Capaian deposito ini jauh lebih baik dibandingkan dengan kuartal I 2018 yang sebesar Rp 132,5 trilliun. “Dana deposito meningkat dibandingkan posisi Maret 2018. Ini sejalan dengan kenaikan bunga deposito,” papar Jahja.
Wajar, jika bank-bank getol memburu sumber pendanaan murah. Tujuannya adalah untuk meminimalisir kenaikan beban biaya dana atau cost of fund di tengah kenaikan suku bunga acuan BI. Bila porsi dana murah lebih besar, tentu saja biaya dana bank juga akan lebih rendah.
Bukan cuma BCA yang DPK-nya naik.
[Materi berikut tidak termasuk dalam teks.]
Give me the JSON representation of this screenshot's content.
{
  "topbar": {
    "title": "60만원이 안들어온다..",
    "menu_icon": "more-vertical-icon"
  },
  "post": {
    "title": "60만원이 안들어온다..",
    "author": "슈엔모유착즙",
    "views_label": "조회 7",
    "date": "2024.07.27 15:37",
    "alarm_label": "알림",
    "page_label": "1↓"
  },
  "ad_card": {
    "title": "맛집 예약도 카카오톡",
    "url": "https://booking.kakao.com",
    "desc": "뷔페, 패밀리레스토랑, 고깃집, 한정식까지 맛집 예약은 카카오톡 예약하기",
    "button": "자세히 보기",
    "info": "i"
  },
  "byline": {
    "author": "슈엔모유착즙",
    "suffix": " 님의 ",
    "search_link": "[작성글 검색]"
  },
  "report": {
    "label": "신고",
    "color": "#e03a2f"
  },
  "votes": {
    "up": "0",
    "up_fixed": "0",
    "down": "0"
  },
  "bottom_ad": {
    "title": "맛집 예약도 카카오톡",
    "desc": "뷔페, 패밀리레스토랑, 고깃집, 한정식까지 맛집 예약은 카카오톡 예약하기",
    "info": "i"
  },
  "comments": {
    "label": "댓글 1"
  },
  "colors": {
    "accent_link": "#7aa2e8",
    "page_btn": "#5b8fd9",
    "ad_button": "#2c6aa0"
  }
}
Hal serupa juga dialami PT Bank Mayapada Internasional Tbk (Bank Mayapada). Menurut Hariyono Tjahjarijadi, Direktur Utama Bank Mayapada, sampai kuartal II 2018, DPK Bank Mayapada naik sekitar 9% secara yoy menjadi sebesar Rp 67,5 triliun. “Pertumbuhan DPK itu didorong oleh peningkatan dana deposito. Porsi terbesar simpanan masih di deposito,” kata Hariyono.
Sebelumnya, Mayapada telah menaikkan suku bunga simpanan sebesar 50 bps atau 0,50% pasca BI menaikkan bunga acuan pada awal Mei lalu. Dus, bunga deposito Mayapada saat ini maksimal 6,25%–6,50% untuk berbagai tenor.
Kenaikan bunga deposito, menurut Hariyono, untuk menyesuaikan bunga acuan BI dan kompetisi di pasar. “Persaingan perebutan dana sudah dimulai. Bank-bank besar sudah menaikkan bunga dana. Jadi, mau tidak mau, bank-bank menengah dan kecil harus menaikkan juga suku bunga dananya lebih besar jika tidak mau nasabahnya lari ke bank besar,” imbuh dia.
Betul, di tengah kondisi ekonomi global dan domestik yang diliputi ketidakpastian, bank memang dituntut untuk mempertebal likuiditasnya. Salah satu strateginya, ya itu tadi, berlomba menaikkan bunga simpanan. Dampaknya seperti yang telah terlihat, perlahan tapi pasti, DPK bank mulai melonjak.